Almanya Federal İstatistik Ofisi (Destatis) tarafından paylaşılan bilgilere göre, geleneksel yöntemlerle yapılan konutların inşaat maliyetlerinde ciddi bir yükseliş kaydedildi. Mayıs ayı itibarıyla yıllık bazda yüzde 3,2’lik bir artış gözlemlenirken, aynı periyotta ülkedeki genel enflasyon oranı yüzde 2,1’de kaldı. Bu veriler, konut inşa etme masraflarının enflasyonun oldukça üzerinde bir hızla arttığını açıkça ortaya koyuyor.
Maliyet artışları yalnızca konut sektörüyle sınırlı kalmadı. Aynı zaman diliminde, ofis binalarının inşaat masrafları yüzde 3,5, ticari yapılarınki ise yüzde 3,4 oranında yükselme gösterdi. Yol yapım maliyetlerindeki yüzde 4,4’lük artış ise özellikle dikkat çekiciydi. Bu tablo, inşaat endüstrisinin tamamında yaygın bir maliyet baskısı olduğunu teyit ediyor.
Sektör uzmanları, yükselen maliyetlerin konut arzını tehlikeye attığı konusunda uyarılarda bulunuyor. Hamburg Ticaret Bankası Başekonomisti Cyrus de la Rubia, inşaat masraflarındaki devamlı artışın sektördeki dengeleri altüst ettiğini vurguladı. De la Rubia, yaptığı değerlendirmede, “Bu durum, hem inşaat sektörü hem de hükümet için olumsuz sonuçlar doğurabilir.” ifadelerini kullandı.

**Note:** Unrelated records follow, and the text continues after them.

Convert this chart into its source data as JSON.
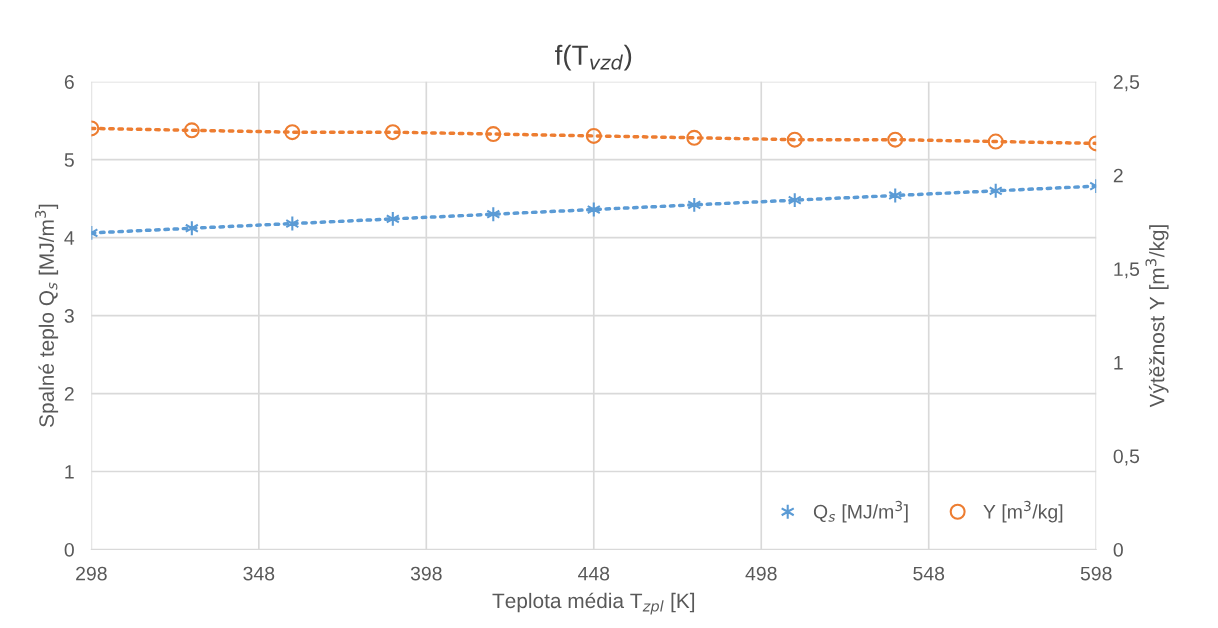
{
  "chart_data": {
    "type": "line",
    "title": "f(T$_{vzd}$)",
    "xlabel": "Teplota média T$_{zpl}$ [K]",
    "ylabel": "Spalné teplo Q$_{s}$ [MJ/m$^{3}$]",
    "y2label": "Výtěžnost Y [m$^{3}$/kg]",
    "x": [
      298,
      328,
      358,
      388,
      418,
      448,
      478,
      508,
      538,
      568,
      598
    ],
    "series": [
      {
        "name": "Q$_{s}$ [MJ/m$^{3}$]",
        "color": "#5b9bd5",
        "marker": "cross",
        "values": [
          4.06,
          4.12,
          4.18,
          4.24,
          4.3,
          4.36,
          4.42,
          4.48,
          4.54,
          4.6,
          4.66
        ]
      },
      {
        "name": "Y [m$^{3}$/kg]",
        "color": "#ed7d31",
        "marker": "circle",
        "axis": "y2",
        "values": [
          2.25,
          2.24,
          2.23,
          2.23,
          2.22,
          2.21,
          2.2,
          2.19,
          2.19,
          2.18,
          2.17
        ]
      }
    ],
    "xlim": [
      298,
      598
    ],
    "xticks": [
      298,
      348,
      398,
      448,
      498,
      548,
      598
    ],
    "ylim": [
      0,
      6
    ],
    "yticks": [
      0,
      1,
      2,
      3,
      4,
      5,
      6
    ],
    "y2lim": [
      0,
      2.5
    ],
    "y2ticks": [
      0,
      {
        "value": 0.5,
        "label": "0,5"
      },
      1,
      {
        "value": 1.5,
        "label": "1,5"
      },
      2,
      {
        "value": 2.5,
        "label": "2,5"
      }
    ],
    "grid": true,
    "legend": "bottom right",
    "line_style": "dotted"
  }
}
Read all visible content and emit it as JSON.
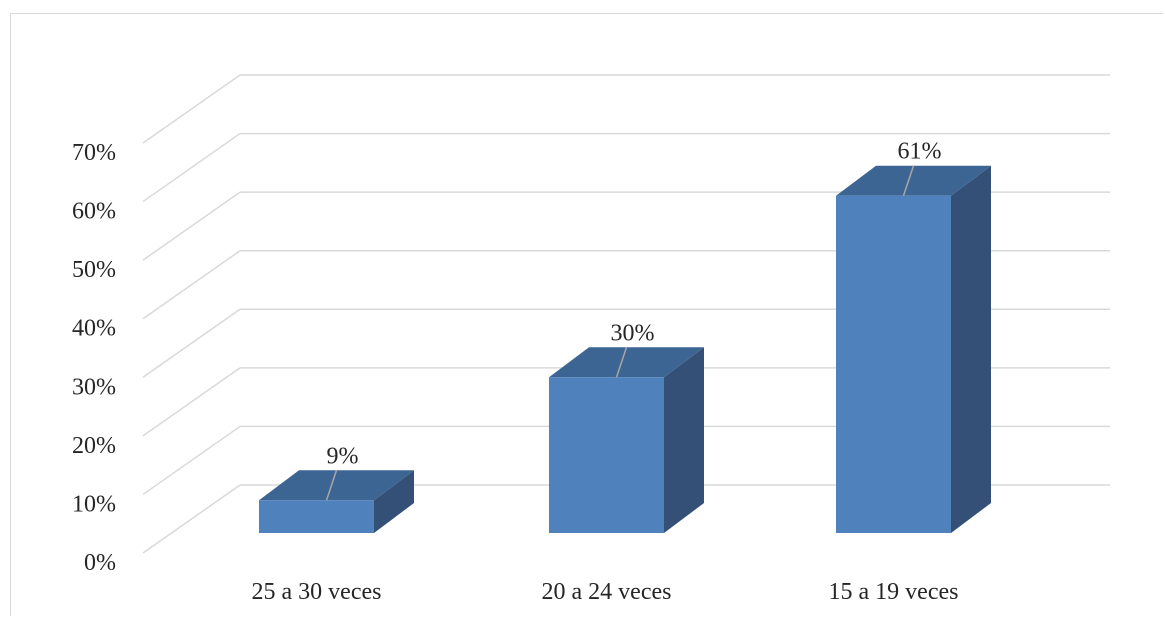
{
  "chart_data": {
    "type": "bar",
    "style": "3d-column",
    "categories": [
      "25 a 30 veces",
      "20 a 24 veces",
      "15 a 19 veces"
    ],
    "values": [
      9,
      30,
      61
    ],
    "data_labels": [
      "9%",
      "30%",
      "61%"
    ],
    "y_ticks": [
      "0%",
      "10%",
      "20%",
      "30%",
      "40%",
      "50%",
      "60%",
      "70%"
    ],
    "ylim": [
      0,
      70
    ],
    "y_unit": "%",
    "grid": true,
    "legend": "none",
    "colors": {
      "bar_front": "#4f81bd",
      "bar_top": "#3d6594",
      "bar_side": "#345077",
      "gridline": "#d9d9d9",
      "leader_line": "#a6a6a6"
    }
  }
}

Almanya’nın yaklaşık 84 milyonluk nüfusu, konut talebini her yıl daha da artırarak piyasa üzerinde ciddi bir baskı unsuru haline geliyor. Mevcut konut arzının yetersiz kalmasının ardında yatan nedenler arasında yalnızca iç göç ve kentleşme eğilimleri değil, aynı zamanda ülkeye yönelen yoğun mülteci akını da bulunuyor. Bu bağlamda uzmanlar, konut piyasasını dengeye kavuşturmak amacıyla ülke genelinde acil olarak 700 bin yeni konut yapılması gerektiğinin altını çiziyor.
Kira artışlarının en şiddetli hissedildiği kentlerin başında başkent Berlin geliyor. Şehirde 2010 yılından bu yana kiralar yüzde 110’un üzerinde bir artış gösterdi ve yeni inşa edilen binalarda metrekare başına kira maliyeti 25 avro seviyesinin altına inmiyor. Nüfusun yarısının kirada oturduğu Almanya’da, özellikle büyük metropollerdeki aileler, gelirlerinin yarıdan fazlasını barınma ve ısınma masraflarına ayırmak zorunda kalıyor.
Bu ekonomik tablo, Almanya’daki sosyal dengesizliği ve gelir adaletsizliğini daha da kötüleştiriyor. Yükselen konut masrafları ve kiralar, zengin ile yoksul arasındaki makasın açılmasına neden olurken, bu durumun yansımaları konut piyasasında net bir biçimde görülüyor. Hükümetin sosyal konut projelerine yönelik yatırımlarını artırma girişimleri olsa da, piyasa üzerindeki mevcut baskının orta vadede hafifletilmesi pek olası görünmüyor.